Мне не поверили бы. И я не хотел, чтобы поверили. Я хотел, чтобы это место забыли. Чтобы никто больше не спускался по тем ступеням.
Но ночью, в петербургской квартире на Литейном, среди мебели красного дерева и портретов предков, я лежал без сна и слушал, как за окном шумит Нева. И в шуме воды, если прислушаться, если позволить себе прислушаться, можно различить… Нет. Нельзя прислушиваться.
Запись двадцатая.
Вершинин покончил с собой в августе 1914 года, через две недели после начала войны. Он выстрелил себе в висок из отцовского револьвера. В предсмертной записке значилось: «Оно становится громче. Пушкин больше не помогает. Простите меня, Николай Андреевич».
Я держал эту записку в руках, и буквы расплывались, потому что слёзы туманили зрение.
На обороте записки Серёжа нарисовал ту самую спираль, вписанную в многоугольник. Линии были ровные, уверенные, без единой помарки. Он больше не боролся, когда рисовал это. Он позволил себе закончить рисунок, и, может быть, именно поэтому, увидев завершённый узор, увидев наконец то, во что складываются все эти линии, понял, что дальше жить с этим знанием невозможно.
Я сжёг записку.
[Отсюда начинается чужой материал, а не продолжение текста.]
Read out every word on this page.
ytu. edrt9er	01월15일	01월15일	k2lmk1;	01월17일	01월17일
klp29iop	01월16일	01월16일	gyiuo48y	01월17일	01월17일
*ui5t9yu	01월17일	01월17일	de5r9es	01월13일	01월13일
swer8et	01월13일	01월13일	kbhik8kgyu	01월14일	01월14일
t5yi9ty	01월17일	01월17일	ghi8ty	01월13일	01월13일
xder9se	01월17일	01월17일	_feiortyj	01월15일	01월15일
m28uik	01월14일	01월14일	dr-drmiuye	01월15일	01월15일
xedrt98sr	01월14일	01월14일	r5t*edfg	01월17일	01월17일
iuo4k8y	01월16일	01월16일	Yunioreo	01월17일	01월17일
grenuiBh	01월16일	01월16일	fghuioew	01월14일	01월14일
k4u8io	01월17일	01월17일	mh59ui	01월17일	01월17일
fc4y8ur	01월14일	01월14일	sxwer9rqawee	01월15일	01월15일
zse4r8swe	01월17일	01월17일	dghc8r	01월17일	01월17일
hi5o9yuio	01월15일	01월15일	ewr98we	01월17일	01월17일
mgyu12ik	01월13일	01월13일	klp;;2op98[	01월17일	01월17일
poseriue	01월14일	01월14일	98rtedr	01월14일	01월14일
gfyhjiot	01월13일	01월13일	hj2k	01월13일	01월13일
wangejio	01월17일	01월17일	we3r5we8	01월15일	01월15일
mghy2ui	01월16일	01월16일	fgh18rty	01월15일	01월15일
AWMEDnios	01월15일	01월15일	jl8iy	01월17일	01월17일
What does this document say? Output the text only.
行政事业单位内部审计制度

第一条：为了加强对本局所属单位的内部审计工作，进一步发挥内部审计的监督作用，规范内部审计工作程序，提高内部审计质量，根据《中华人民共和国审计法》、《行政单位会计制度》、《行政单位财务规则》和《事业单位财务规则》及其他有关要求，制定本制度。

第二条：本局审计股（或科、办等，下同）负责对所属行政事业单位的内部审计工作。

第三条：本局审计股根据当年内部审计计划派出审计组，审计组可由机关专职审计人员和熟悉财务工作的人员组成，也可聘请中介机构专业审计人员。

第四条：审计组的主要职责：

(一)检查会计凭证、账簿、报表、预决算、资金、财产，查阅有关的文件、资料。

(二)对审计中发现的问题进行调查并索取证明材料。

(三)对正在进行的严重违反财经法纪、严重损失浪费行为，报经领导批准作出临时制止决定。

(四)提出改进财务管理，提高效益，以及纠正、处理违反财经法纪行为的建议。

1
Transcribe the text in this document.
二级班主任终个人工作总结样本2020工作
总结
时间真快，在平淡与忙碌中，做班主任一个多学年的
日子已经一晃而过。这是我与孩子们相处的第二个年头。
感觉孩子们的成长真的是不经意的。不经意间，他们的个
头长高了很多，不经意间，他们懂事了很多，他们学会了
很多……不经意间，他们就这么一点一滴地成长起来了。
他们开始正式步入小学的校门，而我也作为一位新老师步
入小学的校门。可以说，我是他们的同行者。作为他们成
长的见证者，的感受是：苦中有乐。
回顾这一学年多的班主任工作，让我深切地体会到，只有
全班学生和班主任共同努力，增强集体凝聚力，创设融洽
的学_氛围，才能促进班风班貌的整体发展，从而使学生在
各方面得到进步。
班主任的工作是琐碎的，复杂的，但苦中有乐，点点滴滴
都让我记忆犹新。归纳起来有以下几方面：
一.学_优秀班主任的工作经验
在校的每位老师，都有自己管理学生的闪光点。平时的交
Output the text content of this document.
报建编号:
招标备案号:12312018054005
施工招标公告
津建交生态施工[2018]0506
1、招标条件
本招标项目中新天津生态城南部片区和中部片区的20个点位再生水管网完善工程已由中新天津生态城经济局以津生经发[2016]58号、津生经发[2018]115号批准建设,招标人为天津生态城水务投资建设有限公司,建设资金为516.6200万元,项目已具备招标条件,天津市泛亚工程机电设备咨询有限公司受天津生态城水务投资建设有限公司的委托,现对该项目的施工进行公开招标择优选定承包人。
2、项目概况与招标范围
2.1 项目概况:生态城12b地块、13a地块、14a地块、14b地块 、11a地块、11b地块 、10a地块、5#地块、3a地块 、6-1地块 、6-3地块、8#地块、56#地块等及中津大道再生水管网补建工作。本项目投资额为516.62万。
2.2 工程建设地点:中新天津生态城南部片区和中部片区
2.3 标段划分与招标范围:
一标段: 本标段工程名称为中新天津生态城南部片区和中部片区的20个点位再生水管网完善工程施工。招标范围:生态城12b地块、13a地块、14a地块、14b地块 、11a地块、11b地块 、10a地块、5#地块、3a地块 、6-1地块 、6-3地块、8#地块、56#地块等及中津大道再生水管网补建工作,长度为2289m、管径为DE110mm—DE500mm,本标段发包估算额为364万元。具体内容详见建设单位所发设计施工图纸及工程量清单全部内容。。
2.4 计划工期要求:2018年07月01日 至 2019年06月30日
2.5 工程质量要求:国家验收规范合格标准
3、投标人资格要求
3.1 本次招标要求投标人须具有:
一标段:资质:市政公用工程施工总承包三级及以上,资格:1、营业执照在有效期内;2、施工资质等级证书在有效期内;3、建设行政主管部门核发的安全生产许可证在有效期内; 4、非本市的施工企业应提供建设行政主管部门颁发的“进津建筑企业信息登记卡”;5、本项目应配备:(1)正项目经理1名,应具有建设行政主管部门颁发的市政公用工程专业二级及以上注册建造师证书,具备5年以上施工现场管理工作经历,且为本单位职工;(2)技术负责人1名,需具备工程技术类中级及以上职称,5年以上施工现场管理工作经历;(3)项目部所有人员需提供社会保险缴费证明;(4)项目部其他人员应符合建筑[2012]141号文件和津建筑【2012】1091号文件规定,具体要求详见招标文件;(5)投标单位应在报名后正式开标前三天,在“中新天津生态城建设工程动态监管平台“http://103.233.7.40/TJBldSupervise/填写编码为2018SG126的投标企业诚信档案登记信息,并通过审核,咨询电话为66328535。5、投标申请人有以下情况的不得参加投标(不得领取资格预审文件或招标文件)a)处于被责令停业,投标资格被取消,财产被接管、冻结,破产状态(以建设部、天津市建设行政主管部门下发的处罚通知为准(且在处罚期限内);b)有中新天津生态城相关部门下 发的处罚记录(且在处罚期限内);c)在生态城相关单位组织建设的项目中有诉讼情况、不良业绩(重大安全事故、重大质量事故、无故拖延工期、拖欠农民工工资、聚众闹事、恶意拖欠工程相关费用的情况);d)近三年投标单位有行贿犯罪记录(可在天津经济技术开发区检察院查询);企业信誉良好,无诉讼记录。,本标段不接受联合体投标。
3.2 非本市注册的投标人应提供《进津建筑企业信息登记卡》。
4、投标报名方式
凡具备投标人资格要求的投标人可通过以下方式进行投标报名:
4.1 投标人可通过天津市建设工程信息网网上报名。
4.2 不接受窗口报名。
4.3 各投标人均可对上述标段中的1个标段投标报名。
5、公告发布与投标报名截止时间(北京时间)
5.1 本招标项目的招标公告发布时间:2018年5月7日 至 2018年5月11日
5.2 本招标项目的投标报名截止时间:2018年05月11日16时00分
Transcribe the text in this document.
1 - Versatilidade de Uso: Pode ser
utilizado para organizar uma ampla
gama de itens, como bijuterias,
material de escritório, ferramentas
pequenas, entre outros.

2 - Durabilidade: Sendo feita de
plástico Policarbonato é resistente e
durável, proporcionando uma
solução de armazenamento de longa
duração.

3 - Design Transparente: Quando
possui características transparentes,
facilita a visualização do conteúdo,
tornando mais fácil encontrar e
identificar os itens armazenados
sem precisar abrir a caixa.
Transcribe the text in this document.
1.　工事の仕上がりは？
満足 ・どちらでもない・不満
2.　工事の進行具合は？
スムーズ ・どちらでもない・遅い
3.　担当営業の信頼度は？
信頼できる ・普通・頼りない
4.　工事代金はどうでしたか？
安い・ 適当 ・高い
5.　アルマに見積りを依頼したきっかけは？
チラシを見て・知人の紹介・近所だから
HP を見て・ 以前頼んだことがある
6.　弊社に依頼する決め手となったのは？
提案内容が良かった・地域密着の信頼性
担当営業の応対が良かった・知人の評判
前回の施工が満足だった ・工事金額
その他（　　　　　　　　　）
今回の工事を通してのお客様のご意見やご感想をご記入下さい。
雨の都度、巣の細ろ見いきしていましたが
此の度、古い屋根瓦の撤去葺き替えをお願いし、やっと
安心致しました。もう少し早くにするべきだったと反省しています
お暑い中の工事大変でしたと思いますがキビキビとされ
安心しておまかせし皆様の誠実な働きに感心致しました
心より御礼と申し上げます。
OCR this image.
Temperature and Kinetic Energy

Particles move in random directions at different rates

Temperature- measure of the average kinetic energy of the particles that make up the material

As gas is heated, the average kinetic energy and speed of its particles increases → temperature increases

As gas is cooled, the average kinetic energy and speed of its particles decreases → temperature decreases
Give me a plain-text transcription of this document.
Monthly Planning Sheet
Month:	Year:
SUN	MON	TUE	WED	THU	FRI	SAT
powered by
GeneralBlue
И рисунок. Потому что, взглянув на него, на одно лишь мгновение, я ощутил, как шёпот, давно отступивший, давно загнанный на самую границу слуха, вздрогнул и шевельнулся, как спящий зверь, которого окликнули по имени.
Серёжа. Мой Серёжа. Мальчик с заразительным смехом, который задавал вопрос «как это возможно?» перед лицом немыслимого. Он продержался два с половиной года. Один против того, что влезло ему в голову в чёрном зале под антарктическими горами. И в конце концов сдался. Не потому что оно победило. А потому что устал сопротивляться.
Лещинский погиб в 1916-м, на фронте, в полевом госпитале под Барановичами, куда пошёл добровольцем. Дымов, по слухам, ушёл к себе в Поморье и больше не выходил в море. Илья вернулся в Якутию. О судьбе остальных мне ничего не известно. Война и революция перемололи столько человеческих жизней, что следы нашей маленькой экспедиции затерялись в общем потоке.
Я жив. Я в здравом уме. Шёпот, ослабевший до почти неразличимого, посещает меня лишь в определённые ночи, когда ветер дует с востока и в квартире гаснут свечи. Тогда я встаю, зажигаю лампу и читаю вслух, всё равно что, газету, учебник, Пушкина. Человеческие слова, выстроенные по человеческим законам, держат его на расстоянии. Как стены держат ветер. Но стены ветшают.